Montag, 10. August 2015

Die Atombomben waren da und musste fallen ...

... sonst wäre ja die ganze schöne Investition im A... gewesen. Sie würden in einem Lager herumgammeln, obwohl man sie doch einfach auf Städte fallen lassen könnte. Danach hätte man Daten ... Daten ... Daten ... die die Daten stützen könnten (und erweitern natürlich), die man in kleinen Versuchen in USA schon ermittelt hatte. Die Manhattan-Projekter wussten durch Feldversuche, was es heißt, Atombomben auf Menschen zu werfen. Das große Erstaunen, war für die Welt gedacht.

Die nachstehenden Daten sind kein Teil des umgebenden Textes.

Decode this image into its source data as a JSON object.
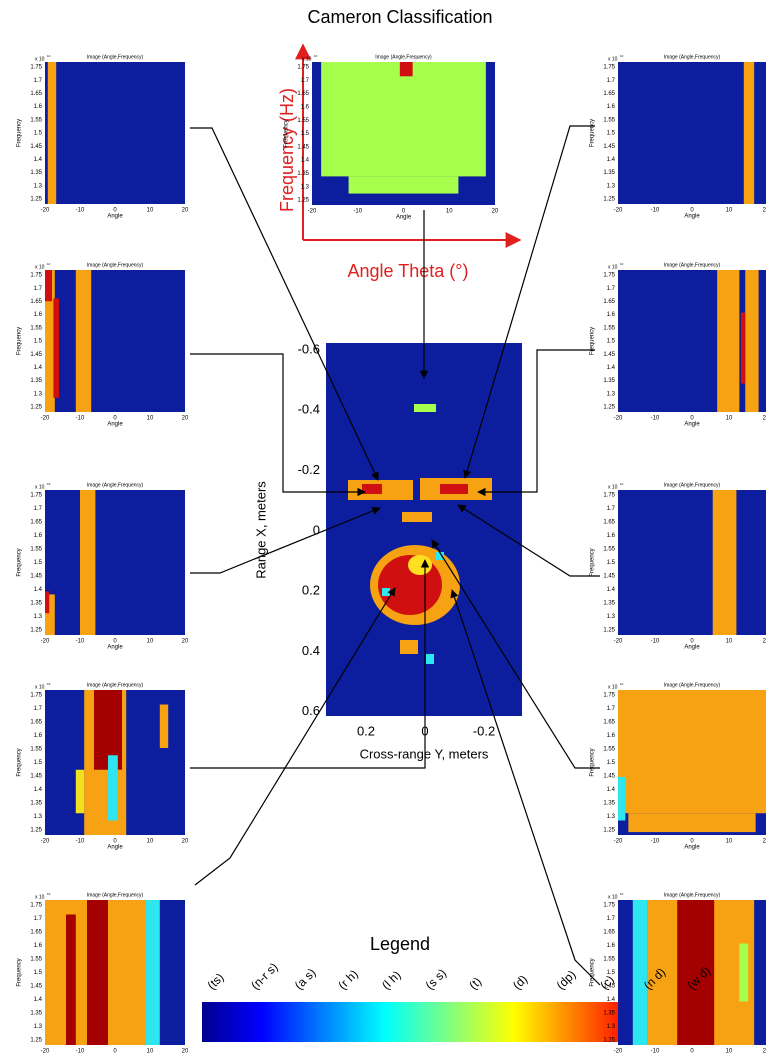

70 Jahre ist es her, als die Welt die ersten Atombombenabwürfe über 2 japanische Städte erleben musste. Aus Sicht der Amerikaner waren es ja nur Japse, die krepieren mussten, kleine gelbe Affen, absolut keine wirklichen Menschen. 

Wie man heute weiß, waren die beiden Bomben nicht kriegsentscheidend. Sie haben auch den Krieg nicht beendet. Man zögerte das Kriegsende mit Japan nur heraus, damit beide Bomben einsatzfähig gemacht werden konnten. Eigentlich sollte noch eine 3. aus einem anderen radioaktiven Material gebaut werden (der Name ist mir entfallen). Zum Glück für die japanischen Menschen scheiterte das am fehlenden Material. Sonst hätten wir 3 Atombombenabwürfe gehabt. 3 große Versuchsfelder. 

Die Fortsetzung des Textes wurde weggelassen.